Caseload problems persist for local public defenders

Stuffed file folders sit on a desk at the Cole, Moniteau and Miller County public defender's office in Jefferson City. (Ashley Zavala/KRCG).

The public defender for Cole, Moniteau and Miller Counties said Monday lawyers in his office are no longer voluntarily entering any cases and are requesting judges appoint new cases to other lawyers.

Public Defender Justin Carver said his office is splitting about 800 cases between six lawyers, and this year the case load has reached an overwhelming number.

"It's not fair," said Carver. "We tell people, 'you've got a right to a lawyer. If you can't afford one, one will be appointed for you.' Frankly, right now, in Missouri, we need to qualify that and say [the lawyer appointed to you] is going to be so busy and so overwhelmed, they might not do you any good."

Carver said turnover in his office has been a major problem. He said more than half of the cases in his office have been internally reassigned this year. Carver said this year has been especially challenging with the absence of two lawyers and an investigator out on paternity leave. Carver said one of the vacant attorney positions has been filled, and the new lawyer is set to start the 12th of November.

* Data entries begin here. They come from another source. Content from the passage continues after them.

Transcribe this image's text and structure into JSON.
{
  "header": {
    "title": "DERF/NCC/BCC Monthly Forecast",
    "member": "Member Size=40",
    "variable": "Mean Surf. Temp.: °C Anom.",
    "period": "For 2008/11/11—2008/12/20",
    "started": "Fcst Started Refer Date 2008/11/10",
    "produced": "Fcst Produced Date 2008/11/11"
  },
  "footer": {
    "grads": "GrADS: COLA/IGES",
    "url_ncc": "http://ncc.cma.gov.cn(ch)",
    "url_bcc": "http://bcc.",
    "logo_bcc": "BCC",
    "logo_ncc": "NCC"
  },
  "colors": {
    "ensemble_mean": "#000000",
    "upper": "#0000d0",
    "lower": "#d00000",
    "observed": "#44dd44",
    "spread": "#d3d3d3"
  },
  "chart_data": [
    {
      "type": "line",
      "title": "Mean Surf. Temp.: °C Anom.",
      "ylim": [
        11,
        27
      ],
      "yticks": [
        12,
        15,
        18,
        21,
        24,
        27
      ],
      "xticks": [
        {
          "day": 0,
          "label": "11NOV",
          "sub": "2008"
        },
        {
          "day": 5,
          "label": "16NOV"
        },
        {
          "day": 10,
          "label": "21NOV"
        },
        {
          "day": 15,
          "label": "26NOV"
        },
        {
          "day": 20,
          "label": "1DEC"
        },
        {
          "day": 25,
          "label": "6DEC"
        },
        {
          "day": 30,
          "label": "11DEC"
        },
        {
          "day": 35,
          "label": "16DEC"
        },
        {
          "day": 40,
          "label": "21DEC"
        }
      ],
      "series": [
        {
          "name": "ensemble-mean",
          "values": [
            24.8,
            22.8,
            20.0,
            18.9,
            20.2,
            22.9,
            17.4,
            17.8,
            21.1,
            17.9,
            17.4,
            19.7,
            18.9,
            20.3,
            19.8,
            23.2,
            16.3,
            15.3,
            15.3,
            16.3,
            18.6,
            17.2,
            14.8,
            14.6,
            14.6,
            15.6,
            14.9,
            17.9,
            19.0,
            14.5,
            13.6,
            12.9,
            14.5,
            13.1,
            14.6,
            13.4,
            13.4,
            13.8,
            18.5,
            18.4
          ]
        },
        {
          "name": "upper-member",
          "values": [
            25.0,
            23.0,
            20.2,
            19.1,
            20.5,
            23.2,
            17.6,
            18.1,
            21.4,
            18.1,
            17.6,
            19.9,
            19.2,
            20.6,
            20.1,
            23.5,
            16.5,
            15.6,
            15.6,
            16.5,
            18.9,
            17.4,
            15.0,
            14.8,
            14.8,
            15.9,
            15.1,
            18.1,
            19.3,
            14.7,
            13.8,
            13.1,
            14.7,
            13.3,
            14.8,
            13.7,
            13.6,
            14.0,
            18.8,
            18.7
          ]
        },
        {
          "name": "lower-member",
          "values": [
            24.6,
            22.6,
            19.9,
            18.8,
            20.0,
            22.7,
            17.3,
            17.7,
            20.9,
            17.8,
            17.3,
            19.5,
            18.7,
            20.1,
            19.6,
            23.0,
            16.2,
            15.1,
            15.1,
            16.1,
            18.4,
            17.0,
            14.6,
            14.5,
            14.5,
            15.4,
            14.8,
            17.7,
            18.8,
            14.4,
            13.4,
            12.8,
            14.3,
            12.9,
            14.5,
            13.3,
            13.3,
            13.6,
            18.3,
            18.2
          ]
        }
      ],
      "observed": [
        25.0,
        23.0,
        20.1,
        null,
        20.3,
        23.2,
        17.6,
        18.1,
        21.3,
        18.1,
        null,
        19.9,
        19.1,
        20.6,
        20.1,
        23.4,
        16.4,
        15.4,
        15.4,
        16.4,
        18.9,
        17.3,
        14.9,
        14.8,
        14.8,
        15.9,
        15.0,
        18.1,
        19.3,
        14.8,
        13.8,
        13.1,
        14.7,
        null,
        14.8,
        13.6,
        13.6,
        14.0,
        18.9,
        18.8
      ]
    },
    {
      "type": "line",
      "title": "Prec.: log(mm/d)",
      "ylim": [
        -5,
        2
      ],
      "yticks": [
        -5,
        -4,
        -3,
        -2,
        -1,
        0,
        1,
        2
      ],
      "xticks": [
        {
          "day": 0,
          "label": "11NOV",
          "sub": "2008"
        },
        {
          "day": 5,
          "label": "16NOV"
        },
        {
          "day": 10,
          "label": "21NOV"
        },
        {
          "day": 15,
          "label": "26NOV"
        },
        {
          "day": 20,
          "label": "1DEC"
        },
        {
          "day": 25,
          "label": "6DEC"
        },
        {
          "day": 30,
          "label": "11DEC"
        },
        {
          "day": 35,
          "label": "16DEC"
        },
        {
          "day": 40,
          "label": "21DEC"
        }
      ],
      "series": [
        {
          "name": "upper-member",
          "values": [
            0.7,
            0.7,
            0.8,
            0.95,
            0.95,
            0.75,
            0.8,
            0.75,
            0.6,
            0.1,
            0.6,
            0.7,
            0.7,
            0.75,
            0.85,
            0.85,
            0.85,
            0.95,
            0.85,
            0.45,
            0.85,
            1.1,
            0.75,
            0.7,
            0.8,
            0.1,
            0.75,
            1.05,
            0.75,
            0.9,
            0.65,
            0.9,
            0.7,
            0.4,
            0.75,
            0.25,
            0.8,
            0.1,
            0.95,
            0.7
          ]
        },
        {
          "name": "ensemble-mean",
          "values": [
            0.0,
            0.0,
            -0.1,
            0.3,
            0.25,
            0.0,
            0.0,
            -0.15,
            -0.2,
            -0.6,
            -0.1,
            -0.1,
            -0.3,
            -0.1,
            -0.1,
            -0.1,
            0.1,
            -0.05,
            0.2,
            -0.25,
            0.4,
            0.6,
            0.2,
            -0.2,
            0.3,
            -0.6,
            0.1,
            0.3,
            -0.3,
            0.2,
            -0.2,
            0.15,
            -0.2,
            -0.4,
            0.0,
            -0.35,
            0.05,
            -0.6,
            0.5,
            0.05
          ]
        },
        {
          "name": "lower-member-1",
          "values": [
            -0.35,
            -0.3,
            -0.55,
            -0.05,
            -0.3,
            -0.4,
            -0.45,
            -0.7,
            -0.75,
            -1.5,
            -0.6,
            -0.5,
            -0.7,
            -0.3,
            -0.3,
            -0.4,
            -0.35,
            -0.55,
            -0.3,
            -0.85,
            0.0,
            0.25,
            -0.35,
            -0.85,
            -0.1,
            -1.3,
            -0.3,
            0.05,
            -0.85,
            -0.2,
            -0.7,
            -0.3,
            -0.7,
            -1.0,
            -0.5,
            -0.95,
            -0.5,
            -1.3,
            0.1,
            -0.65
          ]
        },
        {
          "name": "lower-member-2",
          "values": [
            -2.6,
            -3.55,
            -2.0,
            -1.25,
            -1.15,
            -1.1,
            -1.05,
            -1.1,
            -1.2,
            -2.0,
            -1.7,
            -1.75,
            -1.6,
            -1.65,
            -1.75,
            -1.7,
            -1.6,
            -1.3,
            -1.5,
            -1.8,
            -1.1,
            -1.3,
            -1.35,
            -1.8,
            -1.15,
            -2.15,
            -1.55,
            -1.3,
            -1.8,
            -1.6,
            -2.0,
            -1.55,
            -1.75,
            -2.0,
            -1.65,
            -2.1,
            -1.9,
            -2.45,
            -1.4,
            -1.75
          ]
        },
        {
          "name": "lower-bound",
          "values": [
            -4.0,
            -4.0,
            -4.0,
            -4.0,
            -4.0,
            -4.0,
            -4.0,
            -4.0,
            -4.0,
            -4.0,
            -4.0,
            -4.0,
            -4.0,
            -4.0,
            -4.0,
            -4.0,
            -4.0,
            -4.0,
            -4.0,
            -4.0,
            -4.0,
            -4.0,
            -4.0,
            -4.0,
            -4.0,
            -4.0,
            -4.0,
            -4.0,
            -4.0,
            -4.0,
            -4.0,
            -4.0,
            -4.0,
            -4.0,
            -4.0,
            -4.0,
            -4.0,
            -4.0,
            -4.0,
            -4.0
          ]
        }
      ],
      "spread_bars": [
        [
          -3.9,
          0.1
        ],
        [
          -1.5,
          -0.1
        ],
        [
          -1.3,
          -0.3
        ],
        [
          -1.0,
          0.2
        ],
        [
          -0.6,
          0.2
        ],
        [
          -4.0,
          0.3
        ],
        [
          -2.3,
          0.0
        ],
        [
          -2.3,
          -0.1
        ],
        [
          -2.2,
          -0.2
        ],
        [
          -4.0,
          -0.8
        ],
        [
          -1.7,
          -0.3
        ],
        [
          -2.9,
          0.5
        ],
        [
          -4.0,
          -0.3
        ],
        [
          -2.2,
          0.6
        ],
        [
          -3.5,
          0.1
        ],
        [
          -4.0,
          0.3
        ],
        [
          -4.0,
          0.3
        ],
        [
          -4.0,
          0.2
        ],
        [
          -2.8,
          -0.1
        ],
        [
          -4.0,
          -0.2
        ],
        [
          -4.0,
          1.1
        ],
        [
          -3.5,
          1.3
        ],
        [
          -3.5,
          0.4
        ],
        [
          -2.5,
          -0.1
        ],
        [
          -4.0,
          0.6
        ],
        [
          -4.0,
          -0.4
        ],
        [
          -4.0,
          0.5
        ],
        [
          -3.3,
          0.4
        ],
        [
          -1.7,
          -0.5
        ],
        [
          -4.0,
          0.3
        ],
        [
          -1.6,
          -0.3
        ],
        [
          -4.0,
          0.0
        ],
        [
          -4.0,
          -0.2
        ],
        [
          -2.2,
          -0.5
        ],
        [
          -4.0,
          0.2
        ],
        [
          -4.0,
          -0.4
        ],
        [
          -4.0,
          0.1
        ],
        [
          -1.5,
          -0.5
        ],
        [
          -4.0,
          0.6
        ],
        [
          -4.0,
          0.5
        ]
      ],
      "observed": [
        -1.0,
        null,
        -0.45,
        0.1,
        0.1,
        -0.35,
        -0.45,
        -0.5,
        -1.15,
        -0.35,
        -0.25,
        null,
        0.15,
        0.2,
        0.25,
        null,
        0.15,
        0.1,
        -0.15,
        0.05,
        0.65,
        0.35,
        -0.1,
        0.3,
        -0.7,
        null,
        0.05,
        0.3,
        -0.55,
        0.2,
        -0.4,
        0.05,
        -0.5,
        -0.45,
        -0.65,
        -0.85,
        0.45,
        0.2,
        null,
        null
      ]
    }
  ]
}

"A lot of people I talk to about this have had a hard time wrapping their head around how we need 300 more lawyers across the state. Well, it's because we've been neglected the last 20 years," said Carver.

Carver noted recent action by the Missouri Supreme Court overwhelms public defender offices even more. While some judges have threatened to hold public defenders in contempt if they don't take on cases assigned to them, the state supreme court disciplined a public defender in Boone County for neglecting clients as a result of a high case load.

Carver noted legislative-led studies and investigations into the public defender system as well as lawsuits involving public defenders, including the American Civil Liberties Union's suit against the state. As an employee of the public defender's office for 16 years, Carver said he doesn't know what else needs to happen for a permanent solution.

"There are people sitting in jail right now without a lawyer, and if that were my kid, I would be really, very angry," Carver said.